Editor’s note: This past fall Spacing Ottawa contributor Adam Bentley moved to Edmonton to take up a position with the provincial government. Adam was well-known in Spacing Ottawa circles as the creative mind behind concepts such as Ottawa’s Transit Map Of The Future and the inter-city Urban Gondola.
Adam has had several months to form some impressions of his new home, and he recently posted the following piece to The Charette, Edmonton’s planning and design blog. It is cross-posted here with the author’s permission.
I remember one of the first things I noticed when I moved to Edmonton this past fall was a local interpretation written on a bench of the Van Morrison quote that said “Edmonton. Don’t like it? Get the fuck out”. That comment encapsulated the initial conversations I had with Edmontonians of various political and cultural stripes about urban planning in the city. Edmonton is what it is. Edmonton is not meant to look good or sound exciting. Its purpose is to provide the basic necessities for the individual to prosper—at least financially. However as I learned more about my new home city, I realized Edmonton is a breeding ground for progressive ideas about ecologically sustainable living. As a new resident and urban planner, I would like to share with you my initial observations and suggestions about Edmonton’s land use patterns, built form, and transportation infrastructure. These observations are not based on much background research. I apologize in advance if I pass judgment without knowing the context.
As much as I’m impressed that Edmonton is a world leader in waste management, sadly, this efficient use of resources does not extend to land. Even though the City is about to proceed with its seemingly-radical redevelopment of the City Centre airport, relative to other Canadian cities I’ve visited, most of Edmonton’s lots are BIG and WIDE and very SPREAD OUT! The front and back yards are HUGE! City politicians approve new subdivisions light years away from downtown! I hope that as progressive planning practices become more common here, Edmonton’s lots will become narrower and shallower, and front-yard setbacks will be all but eliminated. The reductions in private green space would be replaced with high quality public parks and gathering spaces. I also hope that legislation similar to Ontario’s Places to Grow Act is implemented in Alberta to stop Edmonton’s sprawl no further than Anthony Henday Drive (though expensive gasoline may do to urban sprawl what a government might not be able to do).
While Edmonton’s built form seems to be generally limited to stucco bungalows and low-rise apartments, I see potential for new infill projects along back lanes. These humble corridors form a complete, alternative street network right in the city and will be the new frontier of residential and commercial intensification. I can imagine hundreds of thousands of people living in laneway housing and apartments as demand increases for small-scale living in urban areas and former streetcar suburbs. Other types of housing I’d like to see more of in Edmonton are row and semi-detached housing in both urban and suburban areas. As much as Edmonton’s roads are incredibly wide (lots of space to add bike and bus lanes), I also like the fact that all your streets are lined with a row of trees and a sidewalk on both sides forming a shaded canopy in the summer and letting through what little light exists in winter.
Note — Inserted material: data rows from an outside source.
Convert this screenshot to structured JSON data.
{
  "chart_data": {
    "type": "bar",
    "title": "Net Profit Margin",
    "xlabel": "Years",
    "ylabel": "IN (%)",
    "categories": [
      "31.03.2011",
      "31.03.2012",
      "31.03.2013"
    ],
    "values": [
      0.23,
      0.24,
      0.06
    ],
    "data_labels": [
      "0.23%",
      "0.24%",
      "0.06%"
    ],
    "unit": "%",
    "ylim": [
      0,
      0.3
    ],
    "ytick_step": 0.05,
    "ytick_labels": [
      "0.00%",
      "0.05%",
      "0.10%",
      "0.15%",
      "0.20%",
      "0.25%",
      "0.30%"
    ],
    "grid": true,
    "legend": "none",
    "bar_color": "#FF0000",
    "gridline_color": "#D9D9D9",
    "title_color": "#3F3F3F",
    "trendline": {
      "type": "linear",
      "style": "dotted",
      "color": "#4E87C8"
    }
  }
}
I am not impressed with Edmontonians’ insane addiction to their cars but am very impressed with the City’s commitment to correct this problem. I noticed the contra-flow bike lanes and plans for creating an accessible LRT network with low-floor boarding and frequent stops. I hope to see a bike-sharing network, a car-sharing network, and separated urban bike routes within a few years from now because active transportation (public transit, by bike, on foot, in a wheelchair) is an essential, efficient, and affordable transport philosophy for the 21st Century. I also hope to see the vast parking lots of the nightmare that is South Edmonton Common replaced with pedestrian-oriented, dense residential development. Finally, why is there a massive interchange in the middle of the fantastic river valley (next to the Muttart Conservatory)? That thing should go too!
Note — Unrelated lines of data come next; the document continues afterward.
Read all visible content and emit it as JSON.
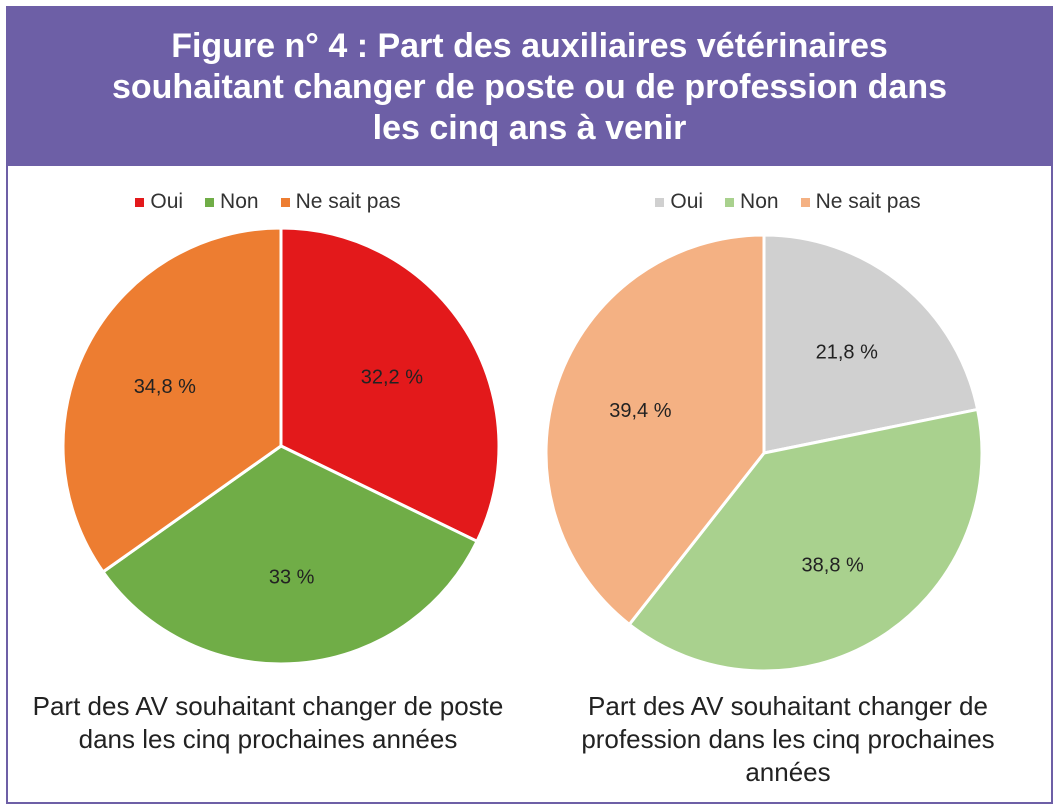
{
  "title": "Figure n° 4 : Part des auxiliaires vétérinaires souhaitant changer de poste ou de profession dans les cinq ans à venir",
  "chart_data": [
    {
      "type": "pie",
      "caption": "Part des AV souhaitant changer de poste dans les cinq prochaines années",
      "legend_position": "top",
      "slices": [
        {
          "name": "Oui",
          "value": 32.2,
          "label": "32,2 %",
          "color": "#e3191b"
        },
        {
          "name": "Non",
          "value": 33,
          "label": "33 %",
          "color": "#70ad47"
        },
        {
          "name": "Ne sait pas",
          "value": 34.8,
          "label": "34,8 %",
          "color": "#ed7d31"
        }
      ]
    },
    {
      "type": "pie",
      "caption": "Part des AV souhaitant changer de profession dans les cinq prochaines années",
      "legend_position": "top",
      "slices": [
        {
          "name": "Oui",
          "value": 21.8,
          "label": "21,8 %",
          "color": "#d0d0d0"
        },
        {
          "name": "Non",
          "value": 38.8,
          "label": "38,8 %",
          "color": "#a9d18e"
        },
        {
          "name": "Ne sait pas",
          "value": 39.4,
          "label": "39,4 %",
          "color": "#f4b183"
        }
      ]
    }
  ]
}
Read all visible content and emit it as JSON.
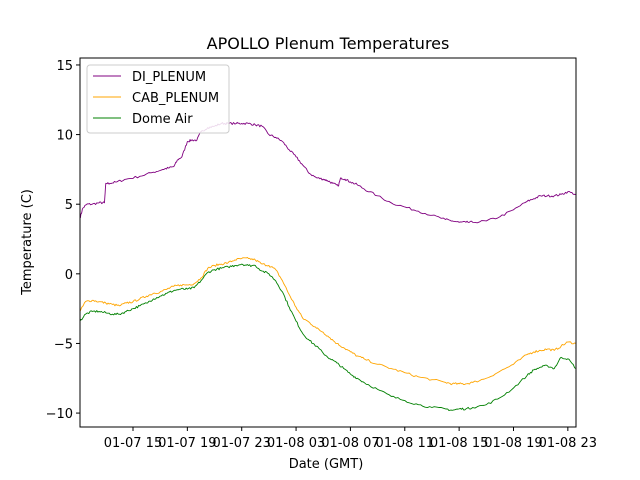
{
  "chart_data": {
    "type": "line",
    "title": "APOLLO Plenum Temperatures",
    "xlabel": "Date (GMT)",
    "ylabel": "Temperature (C)",
    "xlim": [
      11.1,
      47.6
    ],
    "ylim": [
      -11,
      15.5
    ],
    "xticks": [
      {
        "value": 15,
        "label": "01-07 15"
      },
      {
        "value": 19,
        "label": "01-07 19"
      },
      {
        "value": 23,
        "label": "01-07 23"
      },
      {
        "value": 27,
        "label": "01-08 03"
      },
      {
        "value": 31,
        "label": "01-08 07"
      },
      {
        "value": 35,
        "label": "01-08 11"
      },
      {
        "value": 39,
        "label": "01-08 15"
      },
      {
        "value": 43,
        "label": "01-08 19"
      },
      {
        "value": 47,
        "label": "01-08 23"
      }
    ],
    "yticks": [
      {
        "value": -10,
        "label": "−10"
      },
      {
        "value": -5,
        "label": "−5"
      },
      {
        "value": 0,
        "label": "0"
      },
      {
        "value": 5,
        "label": "5"
      },
      {
        "value": 10,
        "label": "10"
      },
      {
        "value": 15,
        "label": "15"
      }
    ],
    "grid": false,
    "legend_position": "upper-left",
    "series": [
      {
        "name": "DI_PLENUM",
        "color": "#800080",
        "x": [
          11.1,
          11.3,
          11.6,
          12.0,
          12.5,
          12.9,
          13.0,
          13.3,
          13.8,
          14.5,
          15.5,
          16.5,
          17.2,
          17.6,
          18.0,
          18.3,
          18.6,
          19.0,
          19.3,
          19.7,
          20.0,
          20.5,
          21.0,
          21.5,
          22.0,
          22.6,
          23.0,
          23.5,
          24.0,
          24.5,
          25.0,
          25.5,
          26.0,
          26.5,
          27.0,
          27.5,
          28.0,
          28.5,
          29.0,
          29.3,
          29.7,
          30.1,
          30.3,
          30.6,
          31.0,
          31.5,
          32.0,
          33.0,
          34.0,
          35.0,
          36.0,
          37.0,
          38.0,
          38.5,
          39.0,
          39.5,
          40.0,
          41.0,
          42.0,
          43.0,
          44.0,
          44.5,
          45.0,
          45.5,
          46.0,
          46.5,
          47.0,
          47.6
        ],
        "y": [
          4.0,
          4.7,
          5.0,
          5.0,
          5.1,
          5.1,
          6.5,
          6.5,
          6.6,
          6.8,
          7.0,
          7.3,
          7.5,
          7.6,
          7.7,
          8.2,
          8.4,
          9.5,
          9.6,
          9.6,
          10.2,
          10.5,
          10.6,
          10.8,
          10.8,
          10.8,
          10.8,
          10.8,
          10.7,
          10.6,
          10.0,
          9.8,
          9.5,
          8.9,
          8.4,
          7.8,
          7.2,
          6.9,
          6.8,
          6.7,
          6.5,
          6.3,
          6.9,
          6.8,
          6.6,
          6.4,
          6.1,
          5.6,
          5.1,
          4.8,
          4.5,
          4.2,
          3.9,
          3.8,
          3.7,
          3.7,
          3.7,
          3.8,
          4.1,
          4.6,
          5.2,
          5.4,
          5.6,
          5.6,
          5.6,
          5.7,
          5.9,
          5.7
        ]
      },
      {
        "name": "CAB_PLENUM",
        "color": "#ffa500",
        "x": [
          11.1,
          11.5,
          12.0,
          12.5,
          13.0,
          13.5,
          14.0,
          14.5,
          15.0,
          15.5,
          16.0,
          16.5,
          17.0,
          17.5,
          18.0,
          18.5,
          19.0,
          19.5,
          20.0,
          20.5,
          21.0,
          21.5,
          22.0,
          22.5,
          23.0,
          23.5,
          24.0,
          24.5,
          25.0,
          25.5,
          26.0,
          26.5,
          27.0,
          27.5,
          28.0,
          28.5,
          29.0,
          29.5,
          30.0,
          30.5,
          31.0,
          31.5,
          32.0,
          33.0,
          34.0,
          35.0,
          36.0,
          37.0,
          38.0,
          38.5,
          39.0,
          39.5,
          40.0,
          41.0,
          42.0,
          43.0,
          44.0,
          44.5,
          45.0,
          45.5,
          46.0,
          46.5,
          47.0,
          47.6
        ],
        "y": [
          -2.7,
          -2.0,
          -1.9,
          -2.0,
          -2.1,
          -2.2,
          -2.3,
          -2.1,
          -2.0,
          -1.8,
          -1.6,
          -1.4,
          -1.3,
          -1.1,
          -0.9,
          -0.8,
          -0.8,
          -0.7,
          -0.3,
          0.4,
          0.6,
          0.7,
          0.8,
          1.0,
          1.1,
          1.1,
          1.0,
          0.7,
          0.6,
          0.3,
          -0.5,
          -1.5,
          -2.4,
          -3.2,
          -3.5,
          -3.9,
          -4.2,
          -4.6,
          -5.0,
          -5.3,
          -5.6,
          -5.9,
          -6.1,
          -6.5,
          -6.8,
          -7.1,
          -7.4,
          -7.6,
          -7.8,
          -7.9,
          -7.9,
          -7.9,
          -7.8,
          -7.5,
          -7.0,
          -6.5,
          -5.8,
          -5.6,
          -5.5,
          -5.4,
          -5.5,
          -5.2,
          -4.9,
          -5.0
        ]
      },
      {
        "name": "Dome Air",
        "color": "#008000",
        "x": [
          11.1,
          11.5,
          12.0,
          12.5,
          13.0,
          13.5,
          14.0,
          14.5,
          15.0,
          15.5,
          16.0,
          16.5,
          17.0,
          17.5,
          18.0,
          18.5,
          19.0,
          19.5,
          20.0,
          20.5,
          21.0,
          21.5,
          22.0,
          22.5,
          23.0,
          23.5,
          24.0,
          24.5,
          25.0,
          25.5,
          26.0,
          26.5,
          27.0,
          27.5,
          28.0,
          28.5,
          29.0,
          29.5,
          30.0,
          30.5,
          31.0,
          31.5,
          32.0,
          33.0,
          34.0,
          35.0,
          36.0,
          37.0,
          38.0,
          38.5,
          39.0,
          39.5,
          40.0,
          41.0,
          42.0,
          43.0,
          44.0,
          44.5,
          45.0,
          45.5,
          46.0,
          46.5,
          47.0,
          47.6
        ],
        "y": [
          -3.4,
          -2.9,
          -2.7,
          -2.7,
          -2.8,
          -2.9,
          -2.9,
          -2.7,
          -2.5,
          -2.3,
          -2.1,
          -1.8,
          -1.6,
          -1.4,
          -1.2,
          -1.1,
          -1.1,
          -1.0,
          -0.5,
          0.1,
          0.3,
          0.4,
          0.5,
          0.6,
          0.7,
          0.6,
          0.6,
          0.2,
          0.0,
          -0.5,
          -1.3,
          -2.4,
          -3.4,
          -4.3,
          -4.8,
          -5.2,
          -5.7,
          -6.1,
          -6.4,
          -6.8,
          -7.2,
          -7.5,
          -7.8,
          -8.3,
          -8.8,
          -9.1,
          -9.4,
          -9.6,
          -9.7,
          -9.8,
          -9.7,
          -9.7,
          -9.6,
          -9.4,
          -8.9,
          -8.2,
          -7.3,
          -6.9,
          -6.7,
          -6.6,
          -6.8,
          -6.0,
          -6.1,
          -6.8
        ]
      }
    ]
  }
}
From my initial observations, Edmonton has made some very bad planning mistakes but also some good decisions too. The city seems to be in the early stages of embracing the ecologically sustainable, resource-efficient lifestyle becoming popular worldwide that helps residents prosper with limited personal resources. Based on Toronto’s experience, this trend will accelerate as the suburbs are vacated by both young and old people fleeing the high cost of driving and home maintenance costs in favour of the city centre. I think that bench should read “Edmonton: Good things are coming. Stay the fuck here!”